I think one of the things that we’re still not seeing in this space is people who really understand and are crafting digital clothes with brand narratives that we see in physical fashion.
It’s inevitable that the dynamics of the digital fashion industry are going to shift once larger brands start to play a more significant role and start to dominate trends. It’s a necessary shift, but also one that must consider the dedicated community that has formed digital fashion into what it is today. For development, it’s crucial that big brands take digital fashion seriously – not as a one-off collection, but as something to fully integrate into their brand strategy for years to come. And it is also crucial they don’t block out the young creatives, as this is a movement from the bottom-up, exploring totally new territories and technologies with digital and Web3 natives at the forefront, and they need acknowledging. What the industry needs is brands going in and really being concerned about a new digital identity, says Loftus. “Otherwise, I see it similar to greenwashing, it’s like crypto-washing,” she explains.
Luckily, the majority of brands are taking digital fashion seriously, and Loftus has seen this in their strategies. They see digital fashion as a long term ten-year plan to get right, as opposed to a marketing technique where a brand only dips a toe in and then reverts back to what they know… we need to see full brand submersion.

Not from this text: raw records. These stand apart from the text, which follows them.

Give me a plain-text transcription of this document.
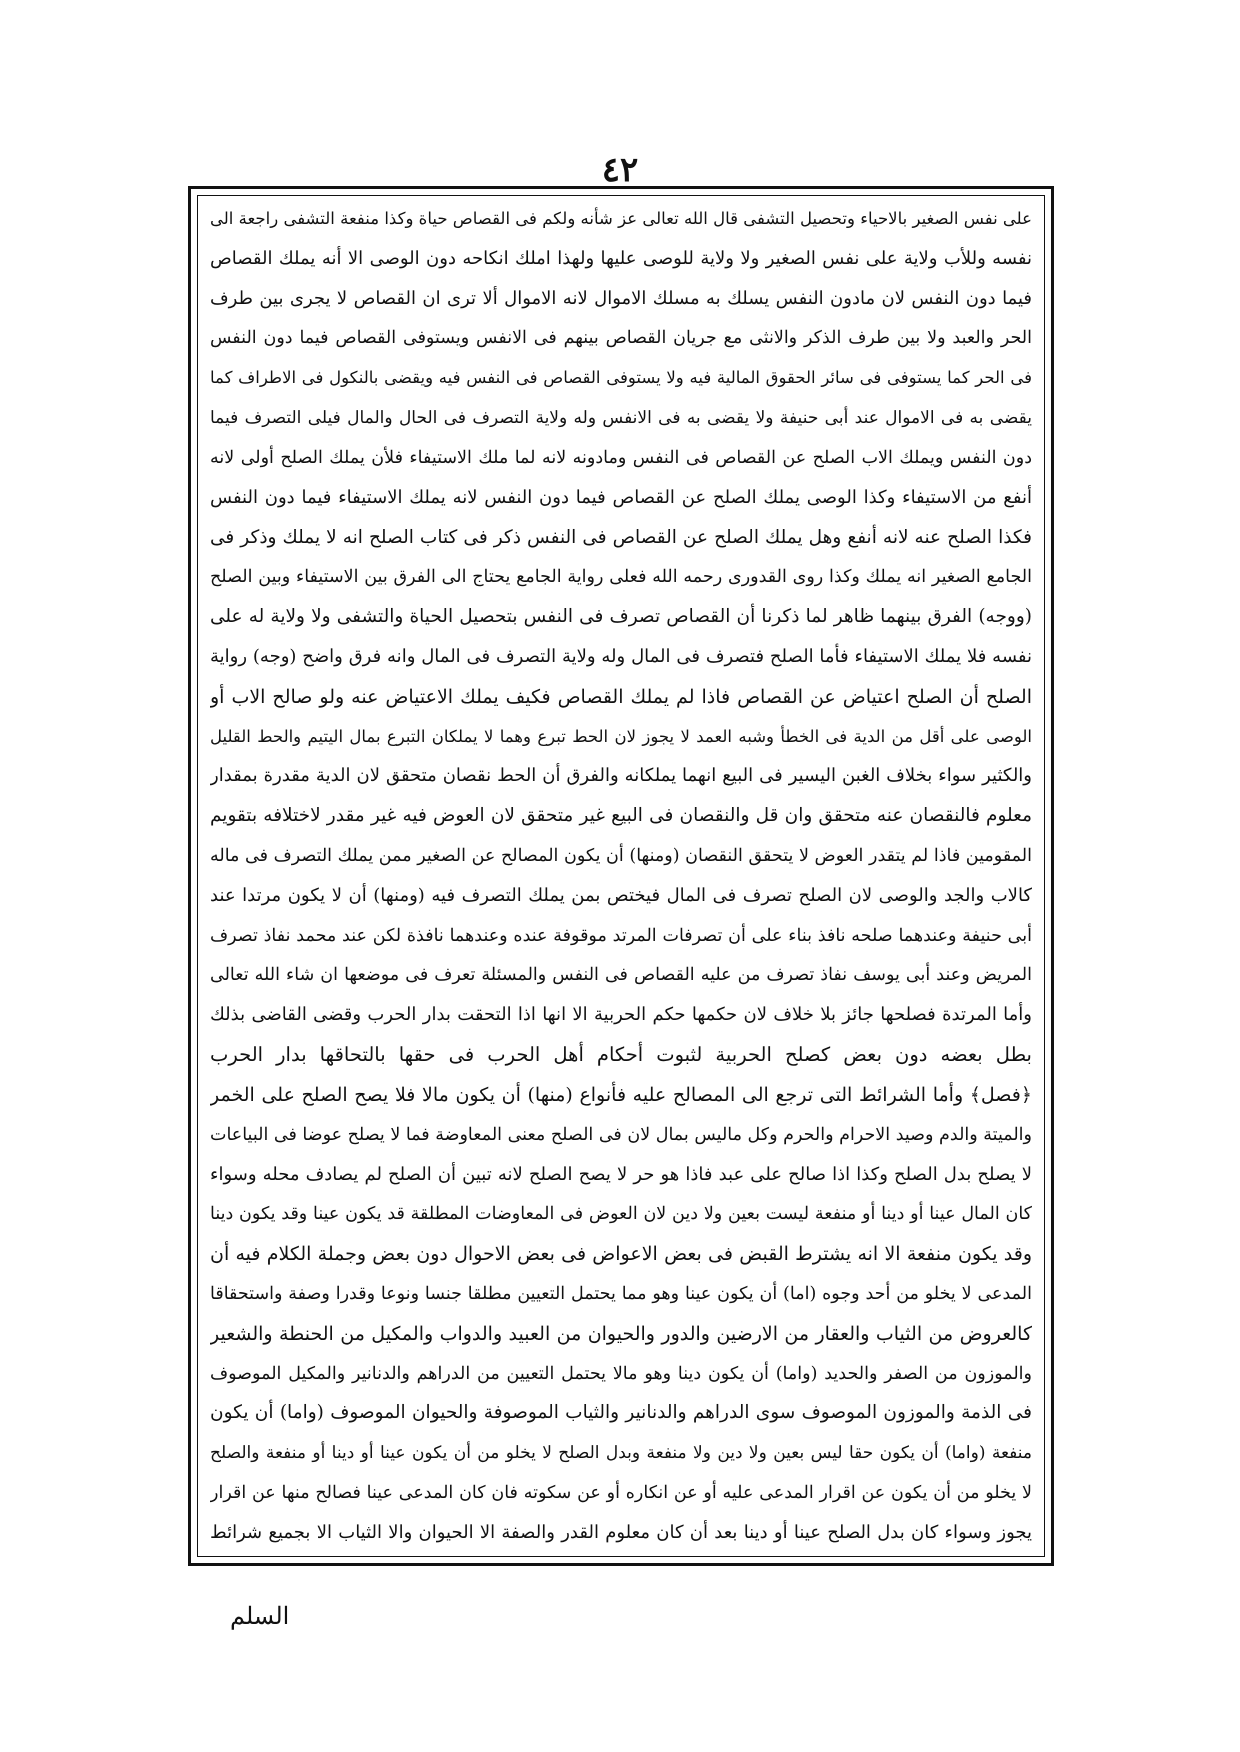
٤٢
على نفس الصغير بالاحياء وتحصيل التشفى قال الله تعالى عز شأنه ولكم فى القصاص حياة وكذا منفعة التشفى راجعة الى
نفسه وللأب ولاية على نفس الصغير ولا ولاية للوصى عليها ولهذا املك انكاحه دون الوصى الا أنه يملك القصاص
فيما دون النفس لان مادون النفس يسلك به مسلك الاموال لانه الاموال ألا ترى ان القصاص لا يجرى بين طرف
الحر والعبد ولا بين طرف الذكر والانثى مع جريان القصاص بينهم فى الانفس ويستوفى القصاص فيما دون النفس
فى الحر كما يستوفى فى سائر الحقوق المالية فيه ولا يستوفى القصاص فى النفس فيه ويقضى بالنكول فى الاطراف كما
يقضى به فى الاموال عند أبى حنيفة ولا يقضى به فى الانفس وله ولاية التصرف فى الحال والمال فيلى التصرف فيما
دون النفس ويملك الاب الصلح عن القصاص فى النفس ومادونه لانه لما ملك الاستيفاء فلأن يملك الصلح أولى لانه
أنفع من الاستيفاء وكذا الوصى يملك الصلح عن القصاص فيما دون النفس لانه يملك الاستيفاء فيما دون النفس
فكذا الصلح عنه لانه أنفع وهل يملك الصلح عن القصاص فى النفس ذكر فى كتاب الصلح انه لا يملك وذكر فى
الجامع الصغير انه يملك وكذا روى القدورى رحمه الله فعلى رواية الجامع يحتاج الى الفرق بين الاستيفاء وبين الصلح
(ووجه) الفرق بينهما ظاهر لما ذكرنا أن القصاص تصرف فى النفس بتحصيل الحياة والتشفى ولا ولاية له على
نفسه فلا يملك الاستيفاء فأما الصلح فتصرف فى المال وله ولاية التصرف فى المال وانه فرق واضح (وجه) رواية
الصلح أن الصلح اعتياض عن القصاص فاذا لم يملك القصاص فكيف يملك الاعتياض عنه ولو صالح الاب أو
الوصى على أقل من الدية فى الخطأ وشبه العمد لا يجوز لان الحط تبرع وهما لا يملكان التبرع بمال اليتيم والحط القليل
والكثير سواء بخلاف الغبن اليسير فى البيع انهما يملكانه والفرق أن الحط نقصان متحقق لان الدية مقدرة بمقدار
معلوم فالنقصان عنه متحقق وان قل والنقصان فى البيع غير متحقق لان العوض فيه غير مقدر لاختلافه بتقويم
المقومين فاذا لم يتقدر العوض لا يتحقق النقصان (ومنها) أن يكون المصالح عن الصغير ممن يملك التصرف فى ماله
كالاب والجد والوصى لان الصلح تصرف فى المال فيختص بمن يملك التصرف فيه (ومنها) أن لا يكون مرتدا عند
أبى حنيفة وعندهما صلحه نافذ بناء على أن تصرفات المرتد موقوفة عنده وعندهما نافذة لكن عند محمد نفاذ تصرف
المريض وعند أبى يوسف نفاذ تصرف من عليه القصاص فى النفس والمسئلة تعرف فى موضعها ان شاء الله تعالى
وأما المرتدة فصلحها جائز بلا خلاف لان حكمها حكم الحربية الا انها اذا التحقت بدار الحرب وقضى القاضى بذلك
بطل بعضه دون بعض كصلح الحربية لثبوت أحكام أهل الحرب فى حقها بالتحاقها بدار الحرب
﴿فصل﴾ وأما الشرائط التى ترجع الى المصالح عليه فأنواع (منها) أن يكون مالا فلا يصح الصلح على الخمر
والميتة والدم وصيد الاحرام والحرم وكل ماليس بمال لان فى الصلح معنى المعاوضة فما لا يصلح عوضا فى البياعات
لا يصلح بدل الصلح وكذا اذا صالح على عبد فاذا هو حر لا يصح الصلح لانه تبين أن الصلح لم يصادف محله وسواء
كان المال عينا أو دينا أو منفعة ليست بعين ولا دين لان العوض فى المعاوضات المطلقة قد يكون عينا وقد يكون دينا
وقد يكون منفعة الا انه يشترط القبض فى بعض الاعواض فى بعض الاحوال دون بعض وجملة الكلام فيه أن
المدعى لا يخلو من أحد وجوه (اما) أن يكون عينا وهو مما يحتمل التعيين مطلقا جنسا ونوعا وقدرا وصفة واستحقاقا
كالعروض من الثياب والعقار من الارضين والدور والحيوان من العبيد والدواب والمكيل من الحنطة والشعير
والموزون من الصفر والحديد (واما) أن يكون دينا وهو مالا يحتمل التعيين من الدراهم والدنانير والمكيل الموصوف
فى الذمة والموزون الموصوف سوى الدراهم والدنانير والثياب الموصوفة والحيوان الموصوف (واما) أن يكون
منفعة (واما) أن يكون حقا ليس بعين ولا دين ولا منفعة وبدل الصلح لا يخلو من أن يكون عينا أو دينا أو منفعة والصلح
لا يخلو من أن يكون عن اقرار المدعى عليه أو عن انكاره أو عن سكوته فان كان المدعى عينا فصالح منها عن اقرار
يجوز وسواء كان بدل الصلح عينا أو دينا بعد أن كان معلوم القدر والصفة الا الحيوان والا الثياب الا بجميع شرائط
السلم
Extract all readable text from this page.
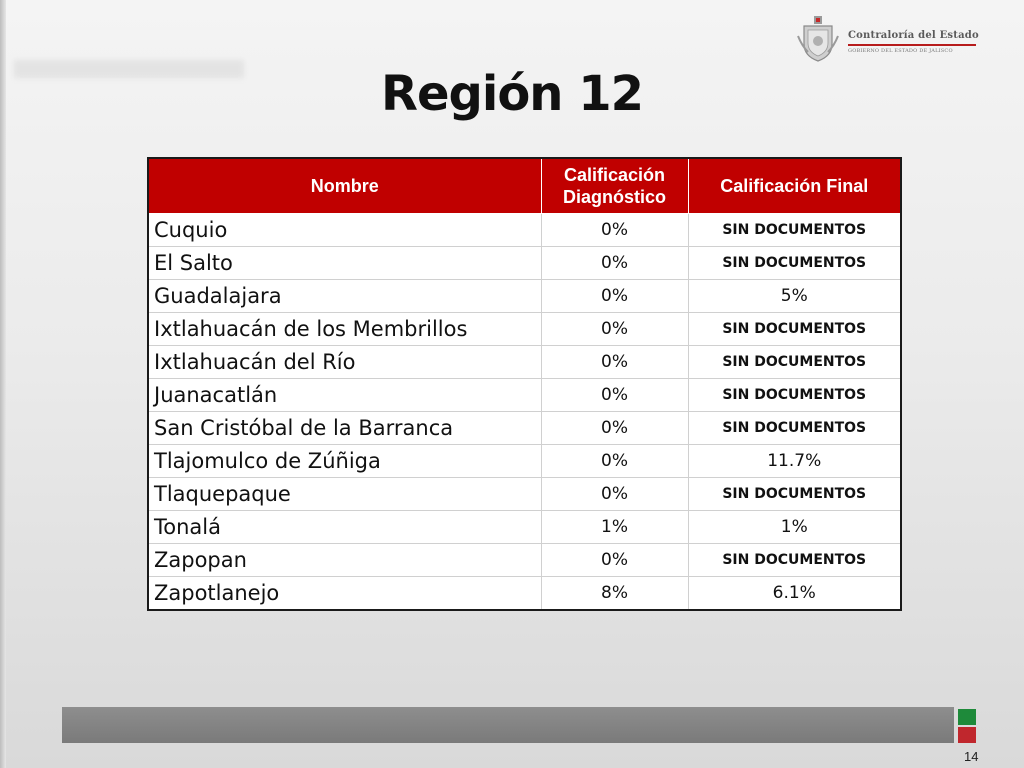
Contraloría del Estado
GOBIERNO DEL ESTADO DE JALISCO
Región 12
Nombre	Calificación Diagnóstico	Calificación Final
Cuquio	0%	SIN DOCUMENTOS
El Salto	0%	SIN DOCUMENTOS
Guadalajara	0%	5%
Ixtlahuacán de los Membrillos	0%	SIN DOCUMENTOS
Ixtlahuacán del Río	0%	SIN DOCUMENTOS
Juanacatlán	0%	SIN DOCUMENTOS
San Cristóbal de la Barranca	0%	SIN DOCUMENTOS
Tlajomulco de Zúñiga	0%	11.7%
Tlaquepaque	0%	SIN DOCUMENTOS
Tonalá	1%	1%
Zapopan	0%	SIN DOCUMENTOS
Zapotlanejo	8%	6.1%
14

Loftus attributes much of her success to being at the right place at the right time, but she still timed it perfectly and had to know she was in the right place when no one else seemed to. As a front runner in the digital fashion space and like most successes, being able to take rejection ten times over but still not lose an ounce of faith in your idea is brave. It is exciting to be on this tipping point as we watch digital fashion infiltrate and, soon enough, dominate the mainstream.